Je ne pouvais pas lui donner tort. Je les connaissais bien, les flics de Paris, incompétents ou corrompus, voire les deux à la fois. Pour les meilleurs d’entre eux, une enquête consistait à trouver le coupable, puis à lui suggérer un arrangement. Plus on occupait un poste haut placé, plus on palpait. Je les avais quittés pour ça. Depuis, je recherchais les disparus et les preuves d’adultère, quitte à être à son compte, autant le faire honnêtement.

Elle me scrutait pendant mes réflexions. À son expression, je devais m’être absenté plusieurs dizaines de secondes. Je toussai doucement, le temps de reprendre mes idées.

— Vous vous doutez que mon travail a un prix, mademoiselle…

— Riou. Annette Riou.

— Donc, au sujet des tarifs que je pratique, je ne crois pas que…

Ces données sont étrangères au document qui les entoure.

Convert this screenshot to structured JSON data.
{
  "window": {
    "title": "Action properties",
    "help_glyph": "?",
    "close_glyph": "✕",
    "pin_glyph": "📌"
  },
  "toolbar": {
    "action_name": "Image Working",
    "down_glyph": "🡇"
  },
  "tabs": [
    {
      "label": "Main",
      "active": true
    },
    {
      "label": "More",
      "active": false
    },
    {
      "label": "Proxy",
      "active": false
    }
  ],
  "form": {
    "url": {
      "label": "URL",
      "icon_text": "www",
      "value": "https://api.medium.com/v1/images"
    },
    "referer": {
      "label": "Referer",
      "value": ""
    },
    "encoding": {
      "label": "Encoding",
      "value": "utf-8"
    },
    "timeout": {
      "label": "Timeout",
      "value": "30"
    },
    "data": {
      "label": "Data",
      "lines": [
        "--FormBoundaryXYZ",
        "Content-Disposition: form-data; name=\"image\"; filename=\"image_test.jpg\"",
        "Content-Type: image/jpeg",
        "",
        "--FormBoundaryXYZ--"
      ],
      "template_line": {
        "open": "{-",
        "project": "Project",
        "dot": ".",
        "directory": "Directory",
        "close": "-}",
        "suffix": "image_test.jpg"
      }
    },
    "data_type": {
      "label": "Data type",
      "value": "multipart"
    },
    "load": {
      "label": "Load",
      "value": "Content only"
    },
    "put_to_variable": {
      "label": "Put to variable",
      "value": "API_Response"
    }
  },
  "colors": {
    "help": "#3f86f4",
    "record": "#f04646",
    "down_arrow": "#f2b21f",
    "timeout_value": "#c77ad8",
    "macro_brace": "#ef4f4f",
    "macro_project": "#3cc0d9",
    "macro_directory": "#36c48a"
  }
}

— J’ai apporté mes économies, m’interrompit-elle. Je les réservais pour mon mariage, mais sans fiancé…

J’ignorais combien une jeune femme pouvait mettre de côté, mais avec un salaire journalier de trois ou quatre francs, ça ne devait pas monter haut.

— J’ai soixante-quatorze francs. Est-ce suffisant ?

En général, je demandais cinquante balles par jour, plus les frais. Mais je traversais une période difficile. Un peu d’argent me permettrait d’attendre un gros client, un de ces bourgeois gras et cocus qui ne rechignaient pas à payer. Ils devenaient rares ces temps-ci.

— Vous vous rendez compte que s’il réapparaît demain, vous aurez perdu votre dot.

— Je suis consciente de tout cela, monsieur.

— Il se peut que votre fiancé soit tout simplement parti ou qu’il ait eu un accident. Êtes-vous prête à affronter ce genre de vérité ?

— Je préfère savoir plutôt que rester dans l’incertitude

Son courage me touchait. Même si j’avais l’impression que cette histoire aboutirait à la découverte d’un noyé ou d’une virée entre garçons, j’avais envie de l’aider. Et puis, mieux vaut un salaire de misère que pas de fric du tout.

— Pour soixante-quinze francs, j’accepte de chercher votre fiancé pendant trois jours. Après, je devrai arrêter les frais. Sommes-nous d’accord ?

La joie qui s’affichait sur son visage me retourna le cœur. Je craignais qu’elle ne se berce de faux espoirs. Je n’avais pas tort, même si à cet instant j’ignorais à quel point j’avais raison.